Emerging Technology 2014 Q1

When we're not building applications in Ruby on Rails, or helping large companies improve their technology processes and tooling, we're busy evaluating new ways of solving problems. We're not big enough to evaluate everything - so we focus on those which help companies grow online; those which improve processes for web-companies; and their underlying languages. This is my view of technologies, which you should consider.

Techniques

Although most technology companies have cracked automated deployment, a lot of larger, older companies still miss this technique. Simply put - there shouldn't be a delay between the creation of code and realising the value of that code. Two techniques I think are worth exploring are blue-green deployment and immutable infrastructure.

Blue-Green Deployment is a technique where the production servers are mirrored. The blue being the live environment and the green the new. When the green environment is ready and tested, a simple router or networking change switches them over. A roll-back is as simple as switching back. In the cloud this could be simply implemented with an elastic IP or a load balancer. In Amazon Web Services, their Elastic Beanstalk can be configured to do this. The key in any deployment configuration is having a simple switch to move from blue to green, and back again if required.

Immutable infrastructure is another deployment technique where, once live, a server cannot be changed. Chad Fowler goes as far to say throw away the SSH keys! This aims to remove the problem of knowing the state of the server. Contrast this with some environments we've worked. After a period of time there could be parts where no-one quite remembers what they do; or after upgrade after upgrade, patch after patch there are parts which aren't necessary. By creating an immutable server, through automation, you know the state of that server will be the same as when it was created. Need a upgrade to the application? Build a completely new server and throw away the old one.

A common adage goes: what gets measured, improves. A recent infrastructure technique is to focus on Mean time to recovery, in place of measuring mean time before failure, or side-measurements like test coverage. The thinking is an interesting one. The idea is to focus on designing systems in a way that is conducive to recovery and hence to build in resilience, over traditional techniques like extensive testing. This isn't as crazy as it sounds - cloud hosting (especially in its early days) can have downtime. Older companies traditionally have deployment windows of days - with frequent downtime, a focus on recovery is an enabler to faster production builds. Netflix has taken this a step further with its Chaos Monkey, a service which randomly knocks out production services forcing developers to build easily recoverable infrastructure.

Platforms

Elasticsearch isn't really an emerging technology. I first encountered it at notonthehighstreet.com as a solution to our ageing search daemon. It provides out-of-the-box, advanced & fuzzy querying of datasets, and the ability to provide real-time search. Elasticsearch comes with a much nicer API than Apache Solr, sitting firmly in the modern camp of developer productivity first. Paired with tooling like Kibana which allows for data visualisation, or Logstash which is a tool for parsing and indexing logs we predict Elasticsearch becoming a very core component to a mature infrastructure.
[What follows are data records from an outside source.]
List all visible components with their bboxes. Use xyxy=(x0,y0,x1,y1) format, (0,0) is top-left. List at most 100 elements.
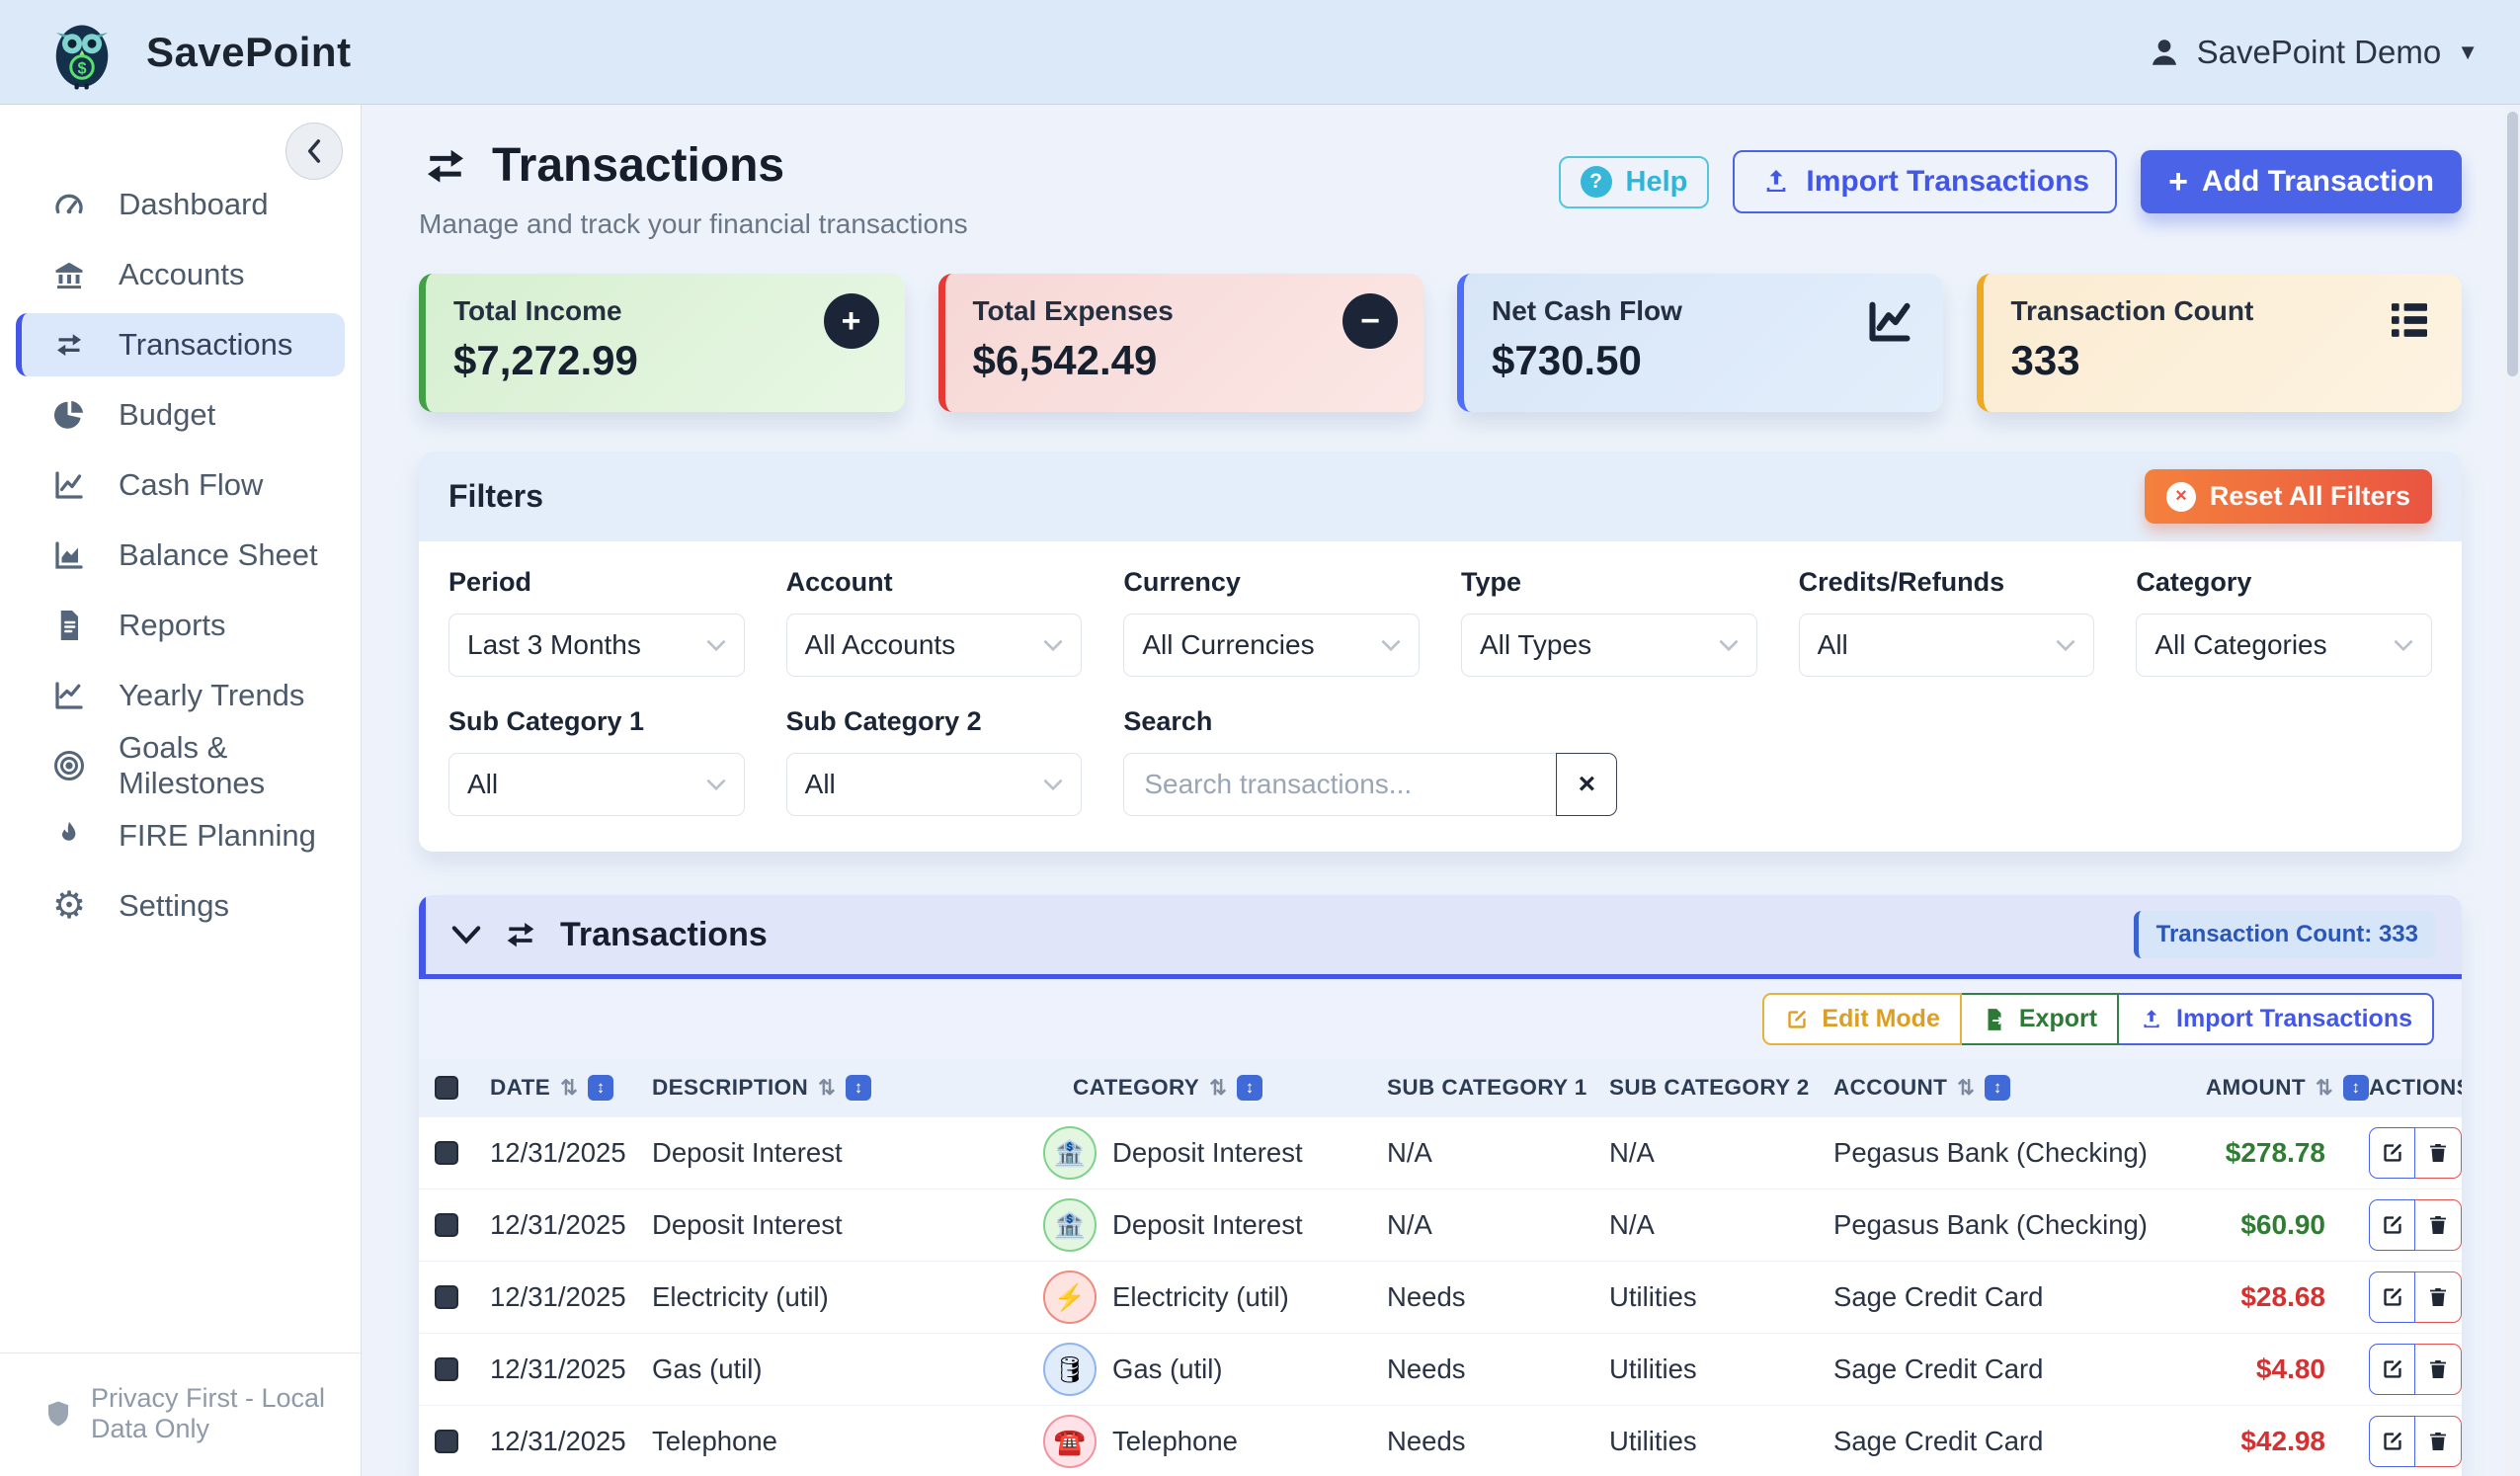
add-transaction-button[interactable]: + Add Transaction xyxy=(2141,150,2462,213)
clear-search-button[interactable]: × xyxy=(1556,753,1617,816)
scrollbar-thumb[interactable] xyxy=(2507,112,2518,376)
sidebar-item-goals-milestones[interactable]: Goals & Milestones xyxy=(16,734,345,797)
sidebar-item-balance-sheet[interactable]: Balance Sheet xyxy=(16,524,345,587)
sidebar-item-reports[interactable]: Reports xyxy=(16,594,345,657)
sidebar: Dashboard Accounts Transactions Budget C… xyxy=(0,105,362,1476)
delete-row-button[interactable] xyxy=(2415,1127,2462,1179)
row-checkbox[interactable] xyxy=(435,1285,458,1309)
cell-account: Sage Credit Card xyxy=(1833,1281,2154,1313)
card-label: Total Expenses xyxy=(973,295,1397,327)
edit-row-button[interactable] xyxy=(2369,1199,2415,1251)
chevron-down-icon xyxy=(706,638,726,652)
delete-row-button[interactable] xyxy=(2415,1271,2462,1323)
sort-icon[interactable]: ⇅ xyxy=(1209,1076,1227,1101)
delete-row-button[interactable] xyxy=(2415,1344,2462,1395)
cell-sub-category-1: N/A xyxy=(1387,1137,1609,1169)
export-label: Export xyxy=(2019,1005,2097,1033)
type-select[interactable]: All Types xyxy=(1461,614,1757,677)
select-all-checkbox[interactable] xyxy=(435,1076,458,1100)
sidebar-item-label: Reports xyxy=(119,608,226,643)
search-input[interactable] xyxy=(1123,753,1556,816)
account-select[interactable]: All Accounts xyxy=(786,614,1083,677)
plus-icon: + xyxy=(2168,165,2188,199)
cell-date: 12/31/2025 xyxy=(490,1281,652,1313)
cell-amount: $42.98 xyxy=(2154,1426,2369,1457)
plus-circle-icon: + xyxy=(824,293,879,349)
sidebar-item-budget[interactable]: Budget xyxy=(16,383,345,447)
credits-refunds-select[interactable]: All xyxy=(1799,614,2095,677)
help-button[interactable]: ? Help xyxy=(1559,156,1710,208)
cell-date: 12/31/2025 xyxy=(490,1209,652,1241)
row-checkbox[interactable] xyxy=(435,1430,458,1453)
row-checkbox[interactable] xyxy=(435,1141,458,1165)
section-title: Transactions xyxy=(560,916,768,954)
chevron-down-icon xyxy=(2056,638,2075,652)
summary-cards: Total Income $7,272.99 + Total Expenses … xyxy=(419,274,2462,412)
edit-mode-button[interactable]: Edit Mode xyxy=(1762,993,1961,1045)
filter-icon[interactable]: ↕ xyxy=(588,1075,613,1101)
table-row: 12/31/2025 Deposit Interest 🏦 Deposit In… xyxy=(419,1189,2462,1261)
filter-icon[interactable]: ↕ xyxy=(1985,1075,2010,1101)
cell-amount: $60.90 xyxy=(2154,1209,2369,1241)
filter-period: Period Last 3 Months xyxy=(448,567,745,677)
svg-text:$: $ xyxy=(77,59,86,77)
cell-category: ☎️ Telephone xyxy=(1043,1415,1387,1468)
gauge-icon xyxy=(49,185,89,224)
page-subtitle: Manage and track your financial transact… xyxy=(419,208,968,240)
cell-actions xyxy=(2369,1416,2462,1467)
sidebar-item-settings[interactable]: ⚙ Settings xyxy=(16,874,345,938)
sort-icon[interactable]: ⇅ xyxy=(560,1076,578,1101)
filter-icon[interactable]: ↕ xyxy=(2343,1075,2369,1101)
category-select[interactable]: All Categories xyxy=(2136,614,2432,677)
sidebar-item-label: Settings xyxy=(119,888,229,924)
sidebar-item-accounts[interactable]: Accounts xyxy=(16,243,345,306)
sub-category-2-select[interactable]: All xyxy=(786,753,1083,816)
transactions-table-section: Transactions Transaction Count: 333 Edit… xyxy=(419,895,2462,1476)
delete-row-button[interactable] xyxy=(2415,1416,2462,1467)
filter-icon[interactable]: ↕ xyxy=(1237,1075,1262,1101)
period-select[interactable]: Last 3 Months xyxy=(448,614,745,677)
sort-icon[interactable]: ⇅ xyxy=(1957,1076,1975,1101)
import-transactions-small-button[interactable]: Import Transactions xyxy=(2119,993,2434,1045)
transaction-count-badge: Transaction Count: 333 xyxy=(2134,911,2436,958)
transfer-arrows-icon xyxy=(419,139,472,193)
edit-row-button[interactable] xyxy=(2369,1416,2415,1467)
edit-row-button[interactable] xyxy=(2369,1127,2415,1179)
pie-chart-icon xyxy=(49,395,89,435)
sidebar-item-cash-flow[interactable]: Cash Flow xyxy=(16,453,345,517)
row-checkbox[interactable] xyxy=(435,1357,458,1381)
shield-icon xyxy=(43,1399,73,1429)
filter-currency: Currency All Currencies xyxy=(1123,567,1420,677)
sort-icon[interactable]: ⇅ xyxy=(2316,1076,2333,1101)
currency-select[interactable]: All Currencies xyxy=(1123,614,1420,677)
card-label: Net Cash Flow xyxy=(1492,295,1915,327)
column-description: DESCRIPTION⇅↕ xyxy=(652,1075,1043,1101)
main-content: Transactions Manage and track your finan… xyxy=(362,105,2505,1476)
privacy-footer-text: Privacy First - Local Data Only xyxy=(91,1383,341,1444)
reset-all-filters-button[interactable]: × Reset All Filters xyxy=(2145,469,2432,524)
chevron-down-icon[interactable] xyxy=(451,925,481,944)
edit-row-button[interactable] xyxy=(2369,1271,2415,1323)
chevron-down-icon xyxy=(1719,638,1739,652)
sidebar-item-fire-planning[interactable]: FIRE Planning xyxy=(16,804,345,867)
chevron-down-icon xyxy=(2394,638,2413,652)
export-button[interactable]: Export xyxy=(1962,993,2119,1045)
gear-icon: ⚙ xyxy=(49,886,89,926)
import-transactions-button[interactable]: Import Transactions xyxy=(1733,150,2117,213)
sidebar-collapse-button[interactable] xyxy=(285,123,343,180)
card-label: Transaction Count xyxy=(2011,295,2435,327)
cell-account: Sage Credit Card xyxy=(1833,1426,2154,1457)
sidebar-item-dashboard[interactable]: Dashboard xyxy=(16,173,345,236)
row-checkbox[interactable] xyxy=(435,1213,458,1237)
filter-icon[interactable]: ↕ xyxy=(846,1075,871,1101)
sidebar-item-transactions[interactable]: Transactions xyxy=(16,313,345,376)
edit-row-button[interactable] xyxy=(2369,1344,2415,1395)
privacy-footer: Privacy First - Local Data Only xyxy=(0,1353,361,1476)
sidebar-item-yearly-trends[interactable]: Yearly Trends xyxy=(16,664,345,727)
table-toolbar: Edit Mode Export Import Transactions xyxy=(419,979,2462,1059)
user-menu[interactable]: SavePoint Demo ▼ xyxy=(2148,34,2479,71)
delete-row-button[interactable] xyxy=(2415,1199,2462,1251)
sort-icon[interactable]: ⇅ xyxy=(818,1076,836,1101)
sub-category-1-select[interactable]: All xyxy=(448,753,745,816)
target-icon xyxy=(49,746,89,785)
Riak is showing promise as an alternative key/value store, with binary storage and interesting primary query types like MapReduce. Its design principle is one around fault tolerance, without the bloat and complexity of a solution like Dynamo. It works in a masterless way - with consistent hashing and replicas; and handoff and rebalancing to heal the cluster when nodes go offline. Riak should be on all developers radars if you have data spanning multiple machines and availability is required over consistency.

Libraries and Languages

We spend our time in data, and new ways to visualise or represent data are critical to effective communication. D3.js is a javascript framework I've been watching for some time. It was borne out of tools used to visualise data for the web. Historically these were in languages like Java. D3.js's initial novelty comes its use of JavaScript - a language specifically designed to manipulate information in the browser - which also explains its high adoption. It uses elements within a HTML page and outputs SVG - a much more dynamic and natural way than most data visualisation - which is represented as a jpeg image.